WASHINGTON - The White House insisted yesterday that President Barack Obama is a Christian who prays daily as it looked to tamp down growing doubts among Americans about the president's religion.
White House spokesman Bill Burton made the remarks hours after a poll showed that nearly one in five people, or 18 percent, said they think Obama is Muslim. That was up from 11 percent who said so in March 2009. The survey also showed that just 34 percent said Obama is Christian, down from 48 percent who said so last year. The largest share, 43 percent, said they don't know his religion.
As Obama headed for vacation, Burton told reporters on Air Force One most Americans care more about the economy and wars in Iraq and Afghanistan and "they are not reading a lot of news about what religion the president is." He added, "The president is obviously a Christian.

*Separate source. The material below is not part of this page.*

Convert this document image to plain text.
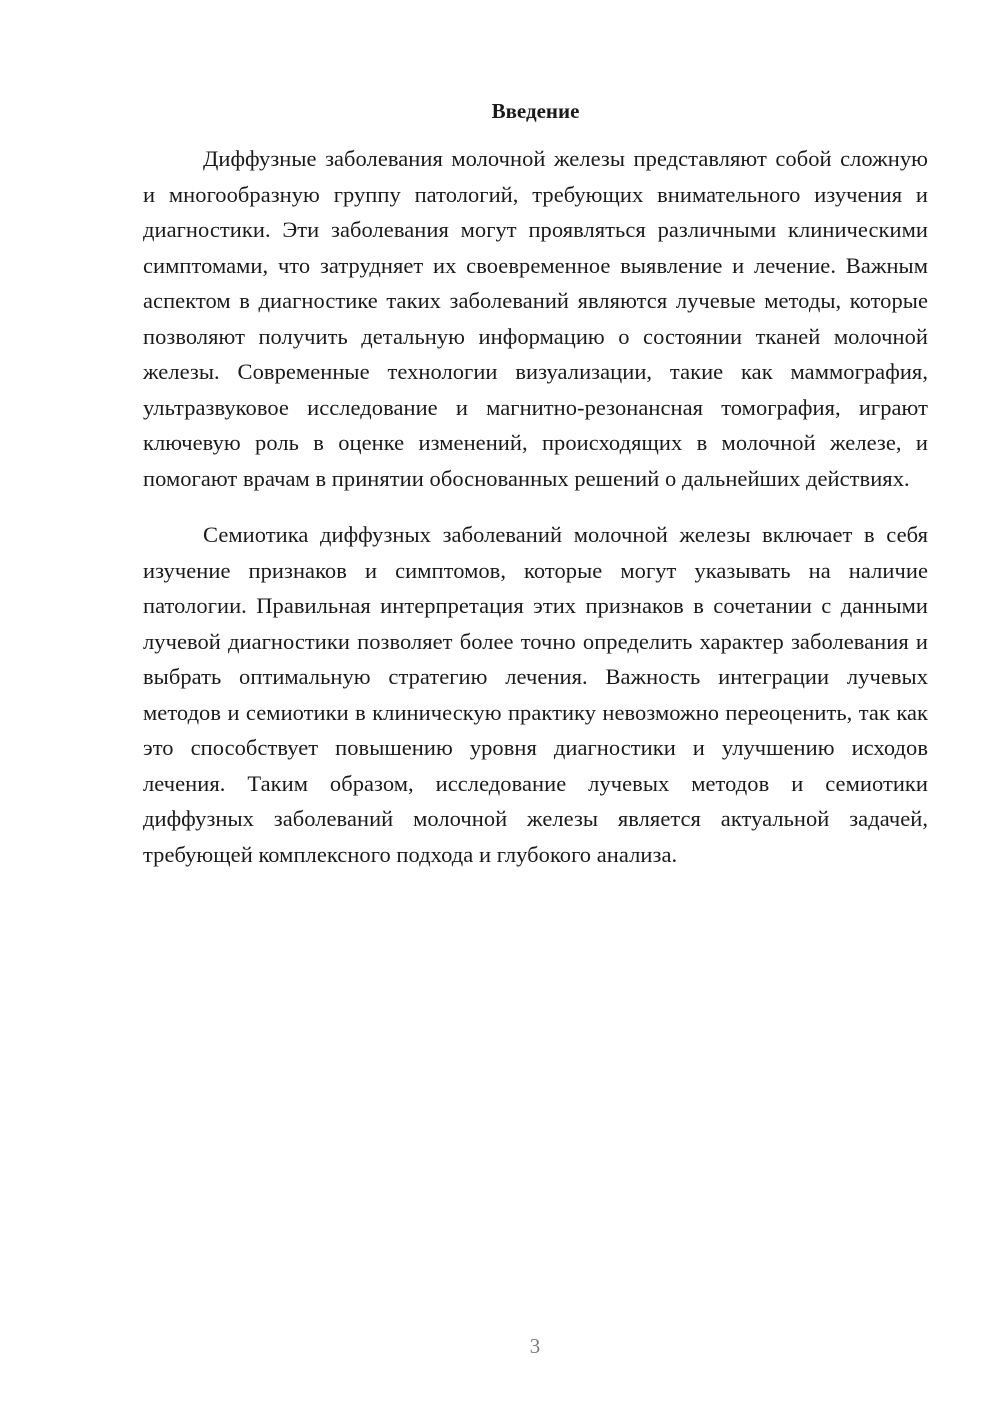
Введение

Диффузные заболевания молочной железы представляют собой сложную и многообразную группу патологий, требующих внимательного изучения и диагностики. Эти заболевания могут проявляться различными клиническими симптомами, что затрудняет их своевременное выявление и лечение. Важным аспектом в диагностике таких заболеваний являются лучевые методы, которые позволяют получить детальную информацию о состоянии тканей молочной железы. Современные технологии визуализации, такие как маммография, ультразвуковое исследование и магнитно-резонансная томография, играют ключевую роль в оценке изменений, происходящих в молочной железе, и помогают врачам в принятии обоснованных решений о дальнейших действиях.

Семиотика диффузных заболеваний молочной железы включает в себя изучение признаков и симптомов, которые могут указывать на наличие патологии. Правильная интерпретация этих признаков в сочетании с данными лучевой диагностики позволяет более точно определить характер заболевания и выбрать оптимальную стратегию лечения. Важность интеграции лучевых методов и семиотики в клиническую практику невозможно переоценить, так как это способствует повышению уровня диагностики и улучшению исходов лечения. Таким образом, исследование лучевых методов и семиотики диффузных заболеваний молочной железы является актуальной задачей, требующей комплексного подхода и глубокого анализа.

3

He prays every day."
The survey, conducted by the nonpartisan Pew Research Center and its affiliated Pew Forum on Religion & Public Life, is based on interviews conducted before the controversy over whether Muslims should be permitted to construct a mosque near the World Trade Center site. Obama has said he believes Muslims have the right to build.
In a separate poll by Time magazine/ABT SRBI conducted Monday and Tuesday, after Obama's mosque comments, 24 percent said they think he is Muslim, 47 percent said they think he is Christian and 24 percent didn't know or didn't respond.The Pew poll found that about three in 10 of Obama's fiercest political rivals, Republicans and conservatives, say he is a Muslim. That is up significantly from last year and far higher than the share of Democrats and liberals who say so. But even among his supporters, the number saying he is a Christian has fallen since 2009, with just 43 percent of blacks and 46 percent of Democrats saying he is Christian.
Among independents, 18 percent say Obama is Muslim - up from 10 percent last year.
Pew analysts attribute the findings to attacks by his opponents and Obama's limited attendance at religious services, particularly in contrast with Presidents George W. Bush and Bill Clinton, whose worship was more public.
Andrew Kohut, the Pew Research Center's director, said the confusion partly reflects "the intensification of negative views about Obama among his critics."
The poll, overseen by Princeton Survey Research Associates International, involved landline and cell phone interviews with 3,003 randomly chosen adults. It was conducted July 21-Aug. 5 and has a margin of sampling error of plus or minus 2.5 percentage points.